Ответственности Копырев не боялся, но то, что раньше казалось ему, по крайней мере, верным и благородным поступком — взять всю вину на себя, — теперь вдруг обратилось в подлость, которую он совершал ради того, чтобы скрыть истину. А разве, если он скажет правду, не будет гореть тайга, не будут такие, как Аксентьев и Хаенко вместе с Ефимовым, гнать план, выбивать премию… Разве что-нибудь изменится?.. Что его маленькая правда?.. Но она все-таки правда, какая угодно, крохотная, мизерная, но все-таки правда… Зачем же он готов предать эту правду? Ведь с ним уже так было. Он предал эту девушку, Лену, он обманул себя, а значит, и ее. Он предал правду их чувств, не сказал эту правду ни себе, ни ей — Лене, ни Фаине. Он один оплачивает всю жизнь ту ошибку. Ошибку ли? И один ли?.. Нет, так больше нельзя, нельзя так больше…

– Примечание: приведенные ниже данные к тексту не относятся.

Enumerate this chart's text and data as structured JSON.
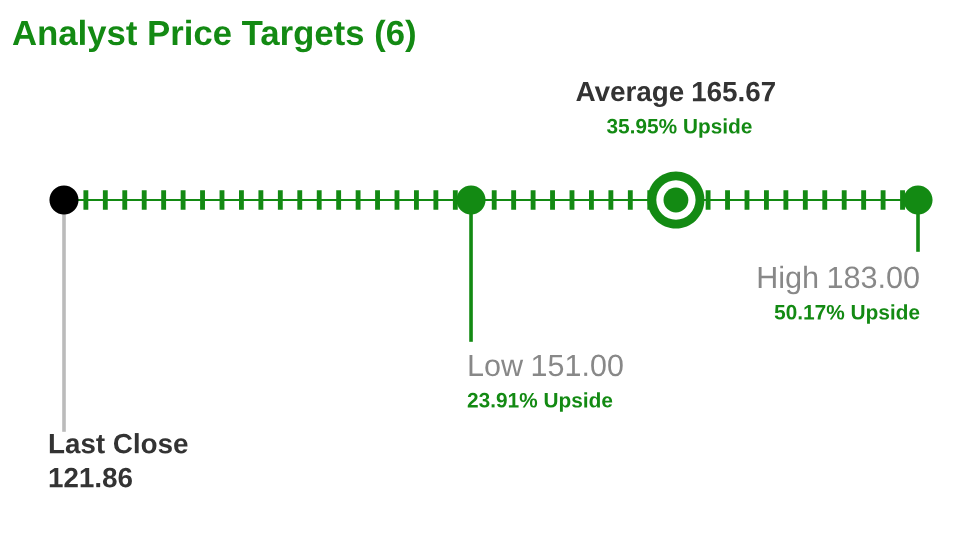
{
  "chart_data": {
    "type": "other",
    "title": "Analyst Price Targets (6)",
    "categories": [
      "Last Close",
      "Low",
      "Average",
      "High"
    ],
    "values": [
      121.86,
      151.0,
      165.67,
      183.0
    ],
    "value_labels": [
      "121.86",
      "151.00",
      "165.67",
      "183.00"
    ],
    "colors": [
      "#000000",
      "#138a13",
      "#138a13",
      "#138a13"
    ],
    "annotations": [
      "23.91% Upside",
      "35.95% Upside",
      "50.17% Upside"
    ]
  }
}
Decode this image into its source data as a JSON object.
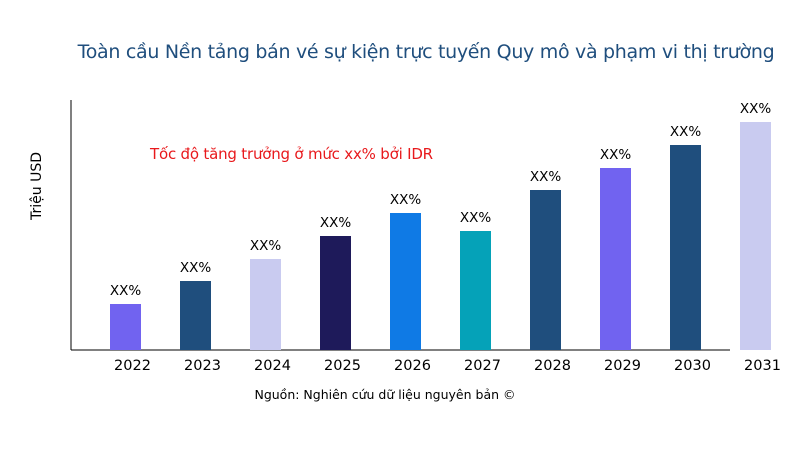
{
  "chart_data": {
    "type": "bar",
    "title": "Toàn cầu Nền tảng bán vé sự kiện trực tuyến Quy mô và phạm vi thị trường",
    "xlabel": "",
    "ylabel": "Triệu USD",
    "annotation": "Tốc độ tăng trưởng ở mức xx% bởi IDR",
    "source": "Nguồn: Nghiên cứu dữ liệu nguyên bản ©",
    "categories": [
      "2022",
      "2023",
      "2024",
      "2025",
      "2026",
      "2027",
      "2028",
      "2029",
      "2030",
      "2031"
    ],
    "values": [
      46,
      69,
      91,
      114,
      137,
      119,
      160,
      182,
      205,
      228
    ],
    "data_labels": [
      "XX%",
      "XX%",
      "XX%",
      "XX%",
      "XX%",
      "XX%",
      "XX%",
      "XX%",
      "XX%",
      "XX%"
    ],
    "colors": [
      "#7163f0",
      "#1f4e7d",
      "#c9cbf0",
      "#1e1a5a",
      "#0f7ae5",
      "#05a2b8",
      "#1f4e7d",
      "#7163f0",
      "#1f4e7d",
      "#c9cbf0"
    ],
    "ylim": [
      0,
      250
    ],
    "grid": false,
    "legend": "none"
  }
}
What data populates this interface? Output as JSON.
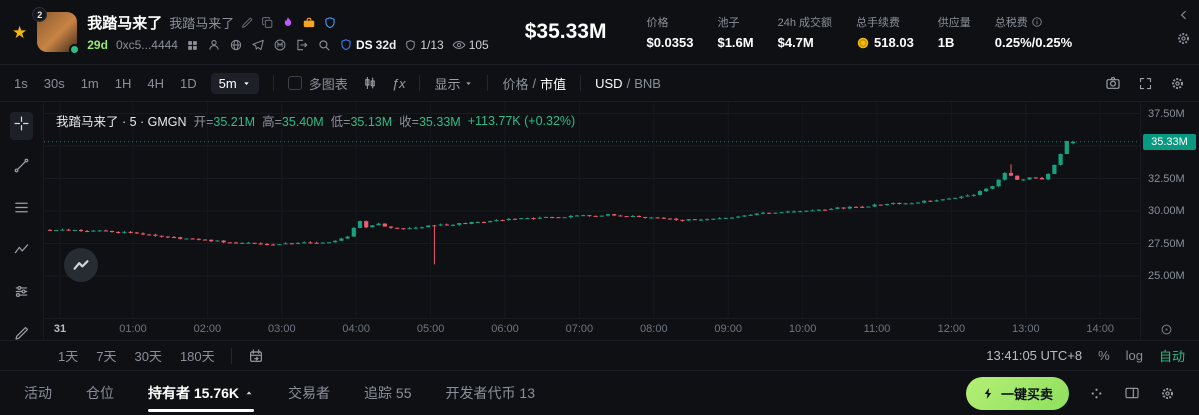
{
  "misc": {
    "slash": "/"
  },
  "header": {
    "token": {
      "symbol": "我踏马来了",
      "name": "我踏马来了",
      "avatar_badge": "2",
      "age": "29d",
      "address": "0xc5...4444",
      "ds_label": "DS",
      "ds_age": "32d",
      "audit_ratio": "1/13",
      "watch_count": "105"
    },
    "market_cap": "$35.33M",
    "stats": [
      {
        "label": "价格",
        "value": "$0.0353"
      },
      {
        "label": "池子",
        "value": "$1.6M"
      },
      {
        "label": "24h 成交额",
        "value": "$4.7M"
      },
      {
        "label": "总手续费",
        "value": "518.03"
      },
      {
        "label": "供应量",
        "value": "1B"
      },
      {
        "label": "总税费",
        "value": "0.25%/0.25%"
      }
    ]
  },
  "toolbar": {
    "timeframes": [
      "1s",
      "30s",
      "1m",
      "1H",
      "4H",
      "1D"
    ],
    "interval": "5m",
    "multichart": "多图表",
    "indicators": "ƒx",
    "display": "显示",
    "price_label": "价格",
    "mcap_label": "市值",
    "usd_label": "USD",
    "bnb_label": "BNB"
  },
  "chart": {
    "legend": {
      "title": "我踏马来了 · 5 · GMGN",
      "o_label": "开",
      "o": "35.21M",
      "h_label": "高",
      "h": "35.40M",
      "l_label": "低",
      "l": "35.13M",
      "c_label": "收",
      "c": "35.33M",
      "change": "+113.77K (+0.32%)"
    },
    "price_axis": [
      {
        "label": "37.50M",
        "value": 37.5
      },
      {
        "label": "32.50M",
        "value": 32.5
      },
      {
        "label": "30.00M",
        "value": 30.0
      },
      {
        "label": "27.50M",
        "value": 27.5
      },
      {
        "label": "25.00M",
        "value": 25.0
      }
    ],
    "current_price": {
      "label": "35.33M",
      "value": 35.33
    },
    "time_axis": [
      "31",
      "01:00",
      "02:00",
      "03:00",
      "04:00",
      "05:00",
      "06:00",
      "07:00",
      "08:00",
      "09:00",
      "10:00",
      "11:00",
      "12:00",
      "13:00",
      "14:00"
    ],
    "ranges": [
      "1天",
      "7天",
      "30天",
      "180天"
    ],
    "clock": "13:41:05 UTC+8",
    "percent": "%",
    "log": "log",
    "auto": "自动"
  },
  "chart_data": {
    "type": "candlestick",
    "interval": "5m",
    "unit": "market cap, millions USD",
    "y_range": [
      21.8,
      38.4
    ],
    "gridlines": [
      25,
      27.5,
      30,
      32.5,
      35,
      37.5
    ],
    "last_price": 35.33,
    "ohlc_last": {
      "open": 35.21,
      "high": 35.4,
      "low": 35.13,
      "close": 35.33
    },
    "anchors": [
      [
        0,
        28.55
      ],
      [
        6,
        28.5
      ],
      [
        13,
        28.35
      ],
      [
        18,
        28.1
      ],
      [
        25,
        27.8
      ],
      [
        31,
        27.55
      ],
      [
        37,
        27.45
      ],
      [
        43,
        27.55
      ],
      [
        47,
        27.7
      ],
      [
        49,
        28.05
      ],
      [
        51,
        29.25
      ],
      [
        52,
        28.7
      ],
      [
        54,
        29.0
      ],
      [
        56,
        28.65
      ],
      [
        61,
        28.8
      ],
      [
        65,
        28.95
      ],
      [
        69,
        29.1
      ],
      [
        73,
        29.3
      ],
      [
        79,
        29.45
      ],
      [
        85,
        29.6
      ],
      [
        91,
        29.7
      ],
      [
        97,
        29.55
      ],
      [
        101,
        29.35
      ],
      [
        105,
        29.3
      ],
      [
        110,
        29.5
      ],
      [
        114,
        29.7
      ],
      [
        118,
        29.9
      ],
      [
        122,
        30.0
      ],
      [
        128,
        30.2
      ],
      [
        134,
        30.45
      ],
      [
        140,
        30.65
      ],
      [
        146,
        30.9
      ],
      [
        150,
        31.3
      ],
      [
        153,
        31.9
      ],
      [
        155,
        32.9
      ],
      [
        157,
        32.4
      ],
      [
        159,
        32.55
      ],
      [
        161,
        32.5
      ],
      [
        162,
        32.9
      ],
      [
        163,
        33.5
      ],
      [
        164,
        34.35
      ],
      [
        165,
        35.33
      ]
    ],
    "special_wicks": [
      {
        "i": 62,
        "low": 25.9,
        "red": true
      },
      {
        "i": 155,
        "high": 33.6
      },
      {
        "i": 164,
        "high": 34.6
      }
    ],
    "colors": {
      "up": "#17a27f",
      "down": "#ef5c6e",
      "grid": "#171b21",
      "vgrid": "#14181d",
      "price_line": "#089981"
    }
  },
  "tabbar": {
    "tabs": [
      {
        "label": "活动"
      },
      {
        "label": "仓位"
      },
      {
        "label": "持有者 15.76K"
      },
      {
        "label": "交易者"
      },
      {
        "label": "追踪 55"
      },
      {
        "label": "开发者代币 13"
      }
    ],
    "trade_button": "一键买卖"
  },
  "colors": {
    "green": "#2ebd85",
    "lime": "#9ae76b",
    "badge": "#089981",
    "accent_button": "#9fe870"
  }
}
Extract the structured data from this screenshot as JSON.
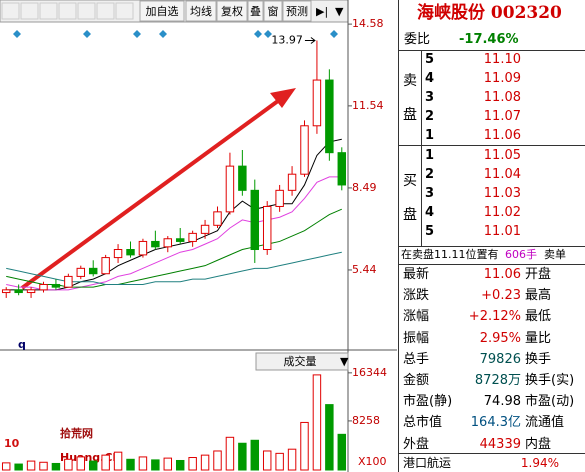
{
  "toolbar": {
    "items": [
      "加自选",
      "均线",
      "复权",
      "叠",
      "窗",
      "预测"
    ]
  },
  "chart_data": [
    {
      "type": "candlestick",
      "annotation": "13.97",
      "corner_label": "q",
      "open": [
        4.6,
        4.7,
        4.6,
        4.7,
        4.9,
        4.8,
        5.2,
        5.5,
        5.3,
        5.9,
        6.2,
        6.0,
        6.5,
        6.3,
        6.6,
        6.5,
        6.8,
        7.1,
        7.6,
        9.3,
        8.4,
        6.2,
        7.8,
        8.4,
        9.0,
        10.8,
        12.5,
        9.8
      ],
      "high": [
        4.8,
        4.9,
        4.8,
        5.0,
        5.1,
        5.3,
        5.6,
        5.8,
        6.0,
        6.4,
        6.5,
        6.6,
        6.9,
        6.7,
        7.0,
        6.9,
        7.3,
        7.8,
        9.8,
        9.9,
        8.8,
        8.0,
        8.6,
        9.3,
        11.0,
        13.97,
        12.9,
        10.0
      ],
      "low": [
        4.4,
        4.5,
        4.4,
        4.6,
        4.7,
        4.8,
        5.1,
        5.2,
        5.3,
        5.7,
        5.9,
        5.9,
        6.2,
        6.1,
        6.4,
        6.3,
        6.6,
        7.0,
        7.5,
        8.2,
        5.7,
        6.0,
        7.6,
        8.2,
        8.9,
        10.5,
        9.5,
        8.4
      ],
      "close": [
        4.7,
        4.6,
        4.7,
        4.9,
        4.8,
        5.2,
        5.5,
        5.3,
        5.9,
        6.2,
        6.0,
        6.5,
        6.3,
        6.6,
        6.5,
        6.8,
        7.1,
        7.6,
        9.3,
        8.4,
        6.2,
        7.8,
        8.4,
        9.0,
        10.8,
        12.5,
        9.8,
        8.6
      ],
      "up_color": "#e00000",
      "down_color": "#009a00",
      "lines": [
        {
          "color": "#000000",
          "values": [
            4.7,
            4.7,
            4.7,
            4.7,
            4.7,
            4.8,
            5.0,
            5.1,
            5.3,
            5.6,
            5.8,
            6.0,
            6.2,
            6.3,
            6.4,
            6.5,
            6.7,
            6.9,
            7.6,
            8.0,
            7.7,
            7.8,
            7.9,
            7.9,
            8.6,
            9.7,
            10.2,
            10.3
          ]
        },
        {
          "color": "#e040e0",
          "values": [
            4.9,
            4.8,
            4.8,
            4.7,
            4.7,
            4.7,
            4.8,
            4.9,
            5.0,
            5.2,
            5.3,
            5.5,
            5.7,
            5.9,
            6.1,
            6.2,
            6.4,
            6.6,
            7.0,
            7.3,
            7.2,
            7.3,
            7.4,
            7.6,
            8.1,
            8.7,
            8.9,
            8.9
          ]
        },
        {
          "color": "#008000",
          "values": [
            5.2,
            5.1,
            5.0,
            4.9,
            4.9,
            4.8,
            4.8,
            4.8,
            4.9,
            4.9,
            5.0,
            5.1,
            5.2,
            5.3,
            5.4,
            5.5,
            5.6,
            5.8,
            6.0,
            6.2,
            6.3,
            6.4,
            6.5,
            6.7,
            6.9,
            7.2,
            7.5,
            7.7
          ]
        },
        {
          "color": "#208080",
          "values": [
            5.5,
            5.4,
            5.3,
            5.2,
            5.1,
            5.0,
            5.0,
            5.0,
            4.9,
            4.9,
            4.9,
            4.9,
            5.0,
            5.0,
            5.0,
            5.1,
            5.1,
            5.2,
            5.3,
            5.4,
            5.5,
            5.5,
            5.6,
            5.7,
            5.8,
            5.9,
            6.0,
            6.1
          ]
        }
      ],
      "ylim": [
        2.65,
        15.03
      ],
      "yticks": [
        5.44,
        8.49,
        11.54,
        14.58
      ]
    },
    {
      "type": "bar",
      "title": "成交量",
      "unit": "X100",
      "values": [
        1200,
        1000,
        1500,
        1300,
        1100,
        1800,
        2200,
        1500,
        2500,
        3000,
        1800,
        2200,
        1700,
        2000,
        1600,
        2100,
        2500,
        3200,
        5500,
        4500,
        5000,
        3200,
        2800,
        3500,
        8000,
        16000,
        11000,
        6000
      ],
      "ylim": [
        0,
        17664
      ],
      "yticks": [
        8258,
        16344
      ]
    }
  ],
  "quote": {
    "title": "海峡股份 002320",
    "weibi_label": "委比",
    "weibi": "-17.46%",
    "sell_label": [
      "卖",
      "盘"
    ],
    "buy_label": [
      "买",
      "盘"
    ],
    "sell": [
      [
        "5",
        "11.10"
      ],
      [
        "4",
        "11.09"
      ],
      [
        "3",
        "11.08"
      ],
      [
        "2",
        "11.07"
      ],
      [
        "1",
        "11.06"
      ]
    ],
    "buy": [
      [
        "1",
        "11.05"
      ],
      [
        "2",
        "11.04"
      ],
      [
        "3",
        "11.03"
      ],
      [
        "4",
        "11.02"
      ],
      [
        "5",
        "11.01"
      ]
    ],
    "notice": [
      "在卖盘11.11位置有",
      "606手",
      "卖单"
    ],
    "stats": [
      [
        "最新",
        "11.06",
        "开盘"
      ],
      [
        "涨跌",
        "+0.23",
        "最高"
      ],
      [
        "涨幅",
        "+2.12%",
        "最低"
      ],
      [
        "振幅",
        "2.95%",
        "量比"
      ],
      [
        "总手",
        "79826",
        "换手"
      ],
      [
        "金额",
        "8728万",
        "换手(实)"
      ],
      [
        "市盈(静)",
        "74.98",
        "市盈(动)"
      ],
      [
        "总市值",
        "164.3亿",
        "流通值"
      ],
      [
        "外盘",
        "44339",
        "内盘"
      ]
    ],
    "footer": [
      "港口航运",
      "1.94%"
    ]
  },
  "watermark": [
    "10",
    "拾荒网",
    "Huang.CN"
  ]
}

Ручьев готовил село к обороне. Дни эти принесли ему не только громадные хлопоты, нечеловеческую напряженность, настоящее горе, но, как ни странно, принесли они и истинную человеческую радость. Тут, на пожаре, Ручьев вдруг до самого донышка увидел всю свою жизнь, он ощутил не то чтобы доверие — веру в него людей. Веру, которая вела их в любое дело, на которое посылал он их. Люди как бы все разом раскрыли Ручьеву души.